No.	α-Hederin	Hederagenin	Hederacoside C	NCTC	Hep-2 (MEM)	Hep-2 (MEM + SFB)	Desirability
1	3.863 µg/mL	100.000 µg/mL	596.137 µg/mL	80%	35%	76%	0.182

and the response area in Figure 5.

Figure 5 presents the response area forthe experimental desirability and also for the cell viability of NCTC and Hep-2 treated cells. It maybe seen that there was a fairly restricted area around the experimental point 2, where the two conditions of cell viability were fulfilled, respectively: >79% were met for NCTC cells and <50% for Hep-2 cells. This area had the following coordinates: α-hederin ranging between 3.44 and 3.96; hederagenin ranging from 100 to 116, and hederacoside C between 580 and 595.

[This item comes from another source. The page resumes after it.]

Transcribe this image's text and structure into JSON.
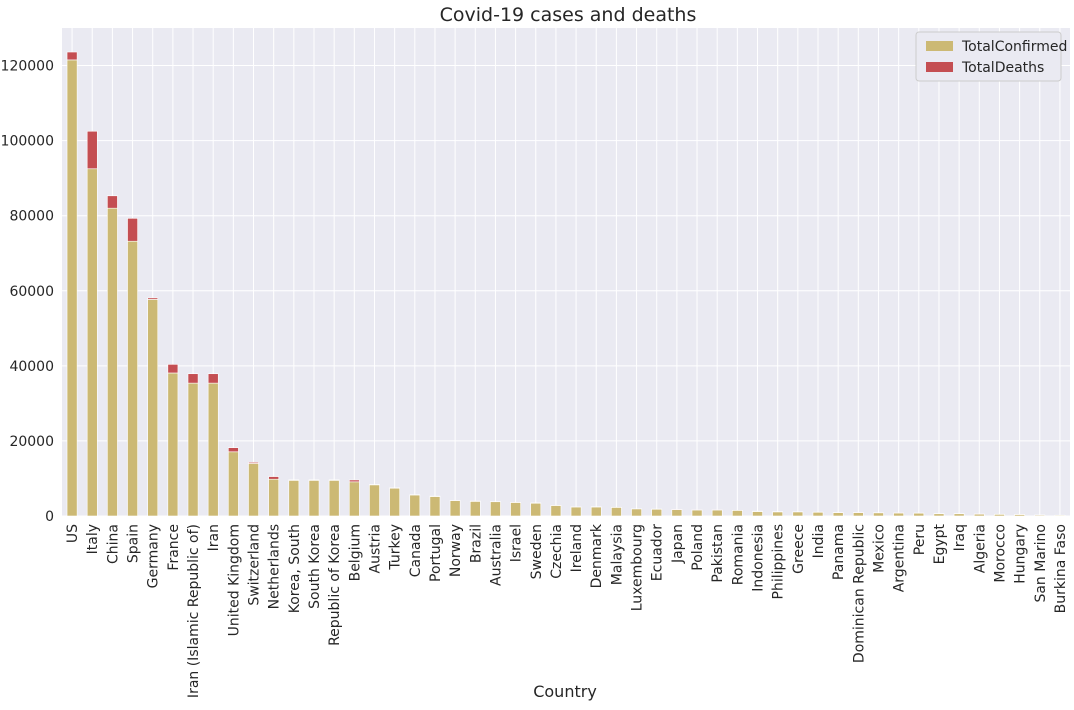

A statistical analysis of cell viability data was performed, showing that the finded solution with optimized ratio between the three saponins, α-hederin, hederagenin, and hederacoside C, was the same variant found by restriction solution, in which the 3.863:100.000:596.137 (w/w/w) variant had induced cell viability results of 80% in normal NCTC cells, 35% in Hep-2 tumor cells cultivated in MEM, and 76% in Hep-2 tumor cells in MEM with FBS (Table 8).

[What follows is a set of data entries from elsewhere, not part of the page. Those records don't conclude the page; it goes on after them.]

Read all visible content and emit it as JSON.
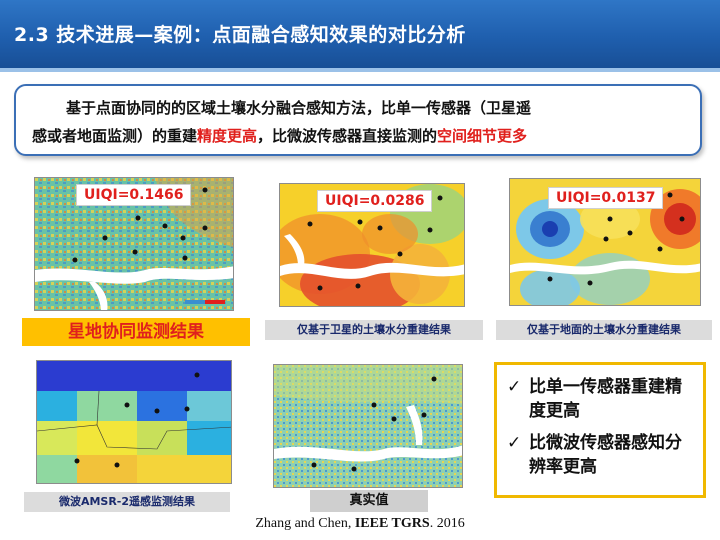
{
  "header": {
    "title": "2.3 技术进展—案例：点面融合感知效果的对比分析"
  },
  "summary": {
    "line1": "基于点面协同的的区域土壤水分融合感知方法，比单一传感器（卫星遥",
    "line2_prefix": "感或者地面监测）的重建",
    "line2_highlight1": "精度更高",
    "line2_middle": "，比微波传感器直接监测的",
    "line2_highlight2": "空间细节更多"
  },
  "maps": {
    "fused": {
      "uiqi": "UIQI=0.1466",
      "caption": "星地协同监测结果"
    },
    "satellite": {
      "uiqi": "UIQI=0.0286",
      "caption": "仅基于卫星的土壤水分重建结果"
    },
    "ground": {
      "uiqi": "UIQI=0.0137",
      "caption": "仅基于地面的土壤水分重建结果"
    },
    "amsr": {
      "caption": "微波AMSR-2遥感监测结果"
    },
    "truth": {
      "caption": "真实值"
    }
  },
  "conclusion": {
    "check": "✓",
    "item1": "比单一传感器重建精度更高",
    "item2": "比微波传感器感知分辨率更高"
  },
  "citation": {
    "authors": "Zhang and Chen, ",
    "journal": "IEEE TGRS",
    "year": ". 2016"
  },
  "colors": {
    "header_blue": "#1f5fae",
    "highlight_red": "#e0201d",
    "caption_orange": "#ffc000",
    "conclusion_border": "#f0b800"
  }
}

From the in vitro cytotoxicity experiments of the 14 variants obtained by mixture modeling using the Design Expert 11 software, the optimal variant of the saponin mixture, i.e., α-hederin, hederagenin, and hederacoside C, (no.9, Table 4), induced similar values: 81% in normal NCTC cells, 36% in Hep-2 tumor cells cultivated in MEM, and 77% in Hep-2 tumor cells in MEM with FBS (Table 4). This saponin combination was biocompatible in NCTC fibroblast cells and had a strong antiproliferative activity in Hep-2 cells in MEM. In addition, it had a mild cytotoxic effect on Hep-2 tumor cells in MEM with FBS. All these data correspond to the response optimization procedures using the desirability function.

4. Conclusions

α-Hederin, investigated in Hep-2 epithelial cervix tumor cells cultivated in medium without FBS, presented strong antiproliferative activity (0.5–51% viability) after 24 h of treatment within the entire range of concentrations, i.e., 2–400 μg/mL. Hederagenin exerted moderate antiproliferative activity between 25–400, decreasing the cell viability to 52%. In turn, hederacoside C did not present antiproliferative activity within the entire range of concentrations (2–400 µg/mL). The optimal ratio between the tested saponins was achieved by applying the optimization method with the Design Expert 11 software. The optimized ratio of 3.863:100.000:596.137 (w/w/w) between α-hederin, hederagenin, and hederacoside C was found to be biocompatible for normal NCTC cells (80% viability) and cytotoxic for Hep-2 epithelial cervix tumor cells cultivated in MEM without FBS (35% viability),as confirmed by in vitro experiments.

These results provide promising baseline information for the potential use of saponins and mixtures of saponins with antiproliferative effects in the treatment of cancer.